1 Before you start
Before you start:
- read the application form, guidelines and small print
- check the deadline date and method of submission
- decide whether you can realistically meet the deadline
- consider whether the size of the award will justify the cost of making the bid
- find out whether any information is available on the size of the fund or the expected number of applicants
- check if you are eligible to bid and ask the funder if you are not sure
- make sure you understand the assessment process
- decide who will complete the form and when
- try and find out who will assess your bid
- ask the funder or project group any questions as soon as possible.
2 Consider other funding options
Consider whether there are other ways to find money by:
- checking West Sussex 4 Funding to find out about local funding opportunities
- talking to other organisations and groups like yours and sharing knowledge
- contacting us or our list of useful contacts or your district or borough council for guidance, information and support
- ‘surfing the net’ for useful sources of information.
Prepare a project outline
- Decide what your organisation wants to deliver.
- Produce a 3-page outline or business plan that covers organisation information, project description and need and includes any project systems. This proposal could be the basis for a series of bids to fund your project.
Prepare a budget
- Include all your planned expenditure and make sure they are costed realistically.
- Include all eligible overheads in your budget.
- Make sure you are clear that your project presents value for money.
- Allow for inflation if the project will be running over several years.
- Check the eligibility for match funding.
- Check all your figures add up and ask someone to double-check them.
- Don’t be greedy or underestimate what you will need. The funder will have a good idea of what projects usually cost and whether your application is realistic.
Identify possible partners
- Consider the needs of your project and any gaps in your ability, such as capacity or expertise.
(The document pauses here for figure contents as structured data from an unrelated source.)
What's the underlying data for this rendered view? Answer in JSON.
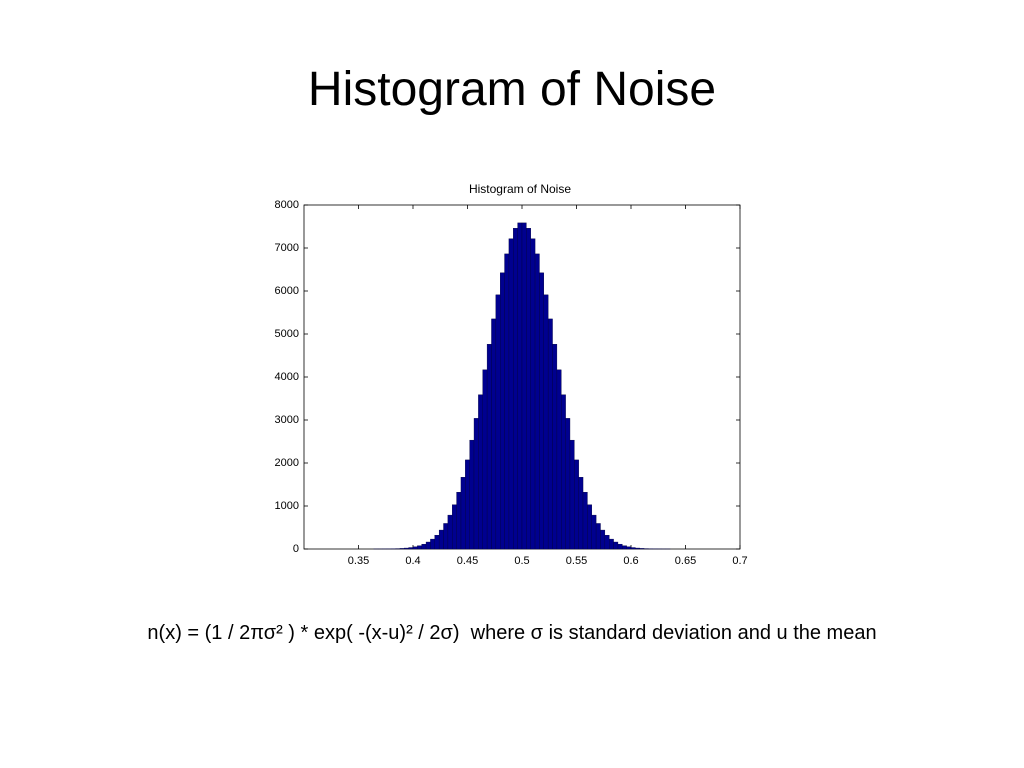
{
  "header": {
    "title": "Histogram of Noise"
  },
  "chart_data": {
    "type": "histogram",
    "title": "Histogram of Noise",
    "bins": [
      0.34,
      0.344,
      0.348,
      0.352,
      0.356,
      0.36,
      0.364,
      0.368,
      0.372,
      0.376,
      0.38,
      0.384,
      0.388,
      0.392,
      0.396,
      0.4,
      0.404,
      0.408,
      0.412,
      0.416,
      0.42,
      0.424,
      0.428,
      0.432,
      0.436,
      0.44,
      0.444,
      0.448,
      0.452,
      0.456,
      0.46,
      0.464,
      0.468,
      0.472,
      0.476,
      0.48,
      0.484,
      0.488,
      0.492,
      0.496,
      0.5,
      0.504,
      0.508,
      0.512,
      0.516,
      0.52,
      0.524,
      0.528,
      0.532,
      0.536,
      0.54,
      0.544,
      0.548,
      0.552,
      0.556,
      0.56,
      0.564,
      0.568,
      0.572,
      0.576,
      0.58,
      0.584,
      0.588,
      0.592,
      0.596,
      0.6,
      0.604,
      0.608,
      0.612,
      0.616,
      0.62,
      0.624,
      0.628,
      0.632,
      0.636,
      0.64,
      0.644,
      0.648,
      0.652,
      0.656,
      0.66
    ],
    "values": [
      0,
      0,
      0,
      0,
      0,
      0,
      1,
      1,
      2,
      3,
      5,
      9,
      14,
      22,
      34,
      51,
      76,
      112,
      162,
      230,
      321,
      440,
      594,
      788,
      1029,
      1321,
      1668,
      2072,
      2531,
      3038,
      3587,
      4167,
      4762,
      5351,
      5911,
      6423,
      6863,
      7215,
      7459,
      7584,
      7584,
      7459,
      7215,
      6863,
      6423,
      5911,
      5351,
      4762,
      4167,
      3587,
      3038,
      2531,
      2072,
      1668,
      1321,
      1029,
      788,
      594,
      440,
      321,
      230,
      162,
      112,
      76,
      51,
      34,
      22,
      14,
      9,
      5,
      3,
      2,
      1,
      1,
      0,
      0,
      0,
      0,
      0,
      0
    ],
    "color": "#00008f",
    "xlim": [
      0.3,
      0.7
    ],
    "ylim": [
      0,
      8000
    ],
    "xticks": [
      0.35,
      0.4,
      0.45,
      0.5,
      0.55,
      0.6,
      0.65,
      0.7
    ],
    "yticks": [
      0,
      1000,
      2000,
      3000,
      4000,
      5000,
      6000,
      7000,
      8000
    ]
  },
  "caption": "n(x) = (1 / 2πσ² ) * exp( -(x-u)² / 2σ)  where σ is standard deviation and u the mean"
}
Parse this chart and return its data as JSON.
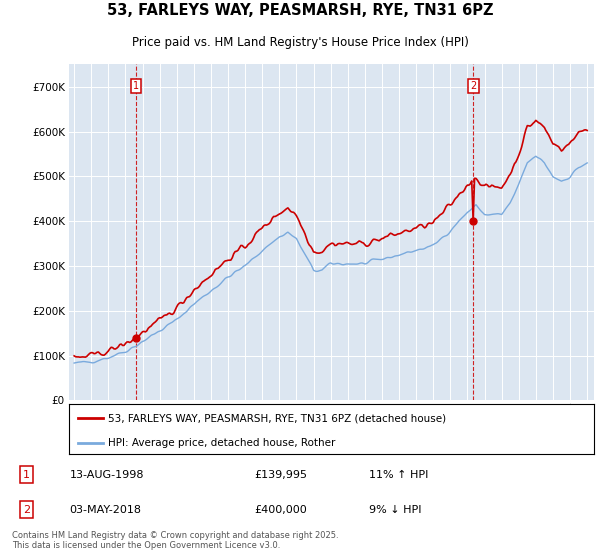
{
  "title": "53, FARLEYS WAY, PEASMARSH, RYE, TN31 6PZ",
  "subtitle": "Price paid vs. HM Land Registry's House Price Index (HPI)",
  "legend_line1": "53, FARLEYS WAY, PEASMARSH, RYE, TN31 6PZ (detached house)",
  "legend_line2": "HPI: Average price, detached house, Rother",
  "footer": "Contains HM Land Registry data © Crown copyright and database right 2025.\nThis data is licensed under the Open Government Licence v3.0.",
  "sale1_label": "1",
  "sale1_date": "13-AUG-1998",
  "sale1_price": "£139,995",
  "sale1_hpi": "11% ↑ HPI",
  "sale2_label": "2",
  "sale2_date": "03-MAY-2018",
  "sale2_price": "£400,000",
  "sale2_hpi": "9% ↓ HPI",
  "red_color": "#cc0000",
  "blue_color": "#7aaadd",
  "dashed_color": "#cc0000",
  "bg_color": "#dce6f1",
  "ylim": [
    0,
    750000
  ],
  "yticks": [
    0,
    100000,
    200000,
    300000,
    400000,
    500000,
    600000,
    700000
  ],
  "sale1_x": 1998.62,
  "sale1_y": 139995,
  "sale2_x": 2018.34,
  "sale2_y": 400000,
  "xmin": 1994.7,
  "xmax": 2025.4
}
- Identify partners to meet these gaps – define why they will be involved, what they will be committing to and how much funding they will bring to the project.
- Explain how the partnership will be managed – consultation, partnership contract, reporting systems, meetings and so on.
4 Writing the bid
- Start writing early.
- Be clear, concise and don’t repeat yourself.
- Follow application guidance closely as, for example, expanding text boxes or using the wrong font can make an application ineligible.
- Respond to the criteria, not necessarily the question.
- Make sure you understand the difference between 'outputs' and 'outcomes' as funders will want your outcomes to clearly link to their objectives or criteria.
- Think like an assessor rather than an applicant and ask yourself whether you would approve your bid.
- Use the funder’s language in your response.
- Make sure your presentation looks good and reads well – use paragraphs and tables to make it easier to read and score.
- Don’t add information that is not required.
- Use pictures, charts and diagrams wherever possible.
- Highlight key sentences in italics or bold.
- Don’t be afraid of stating the risks associated with your project. The funder will want to see that you have thought about what could go wrong and that you have a plan for how you would deal with this.
5 Supporting information
There may be a number of documents or other information that could be requested to back up your bid. So, be factual and quote from sources or refer to relevant documents. This may include background or organisational information, such as:
- local strategies
- information from relevant charities
- partners or potential partners
- consultation feedback
- reviews or annual reports
- a constitution
- promotional material.
6 Final checks
- Allow time for final checking and getting feedback well in advance of the deadline to be able to take comments on board.
- Ask for feedback from specific colleagues and partners with specialist knowledge.
- Use a ‘critical friend’ to provide general objective feedback on a bid, its structure and approach.
7 Why some bids fail
Bids sometimes fail because:
- applications are ineligible or incomplete
- evidence of its need or added value is not supplied
- there is insufficient planning or budget
- your organisation has a poor track record
- not enough match funding was identified
- there was stiff competition
- the minimum standards were not met, for example, for equal opportunities
- the project may not be suitable for one-off payment if it's ongoing and there is no exit strategy.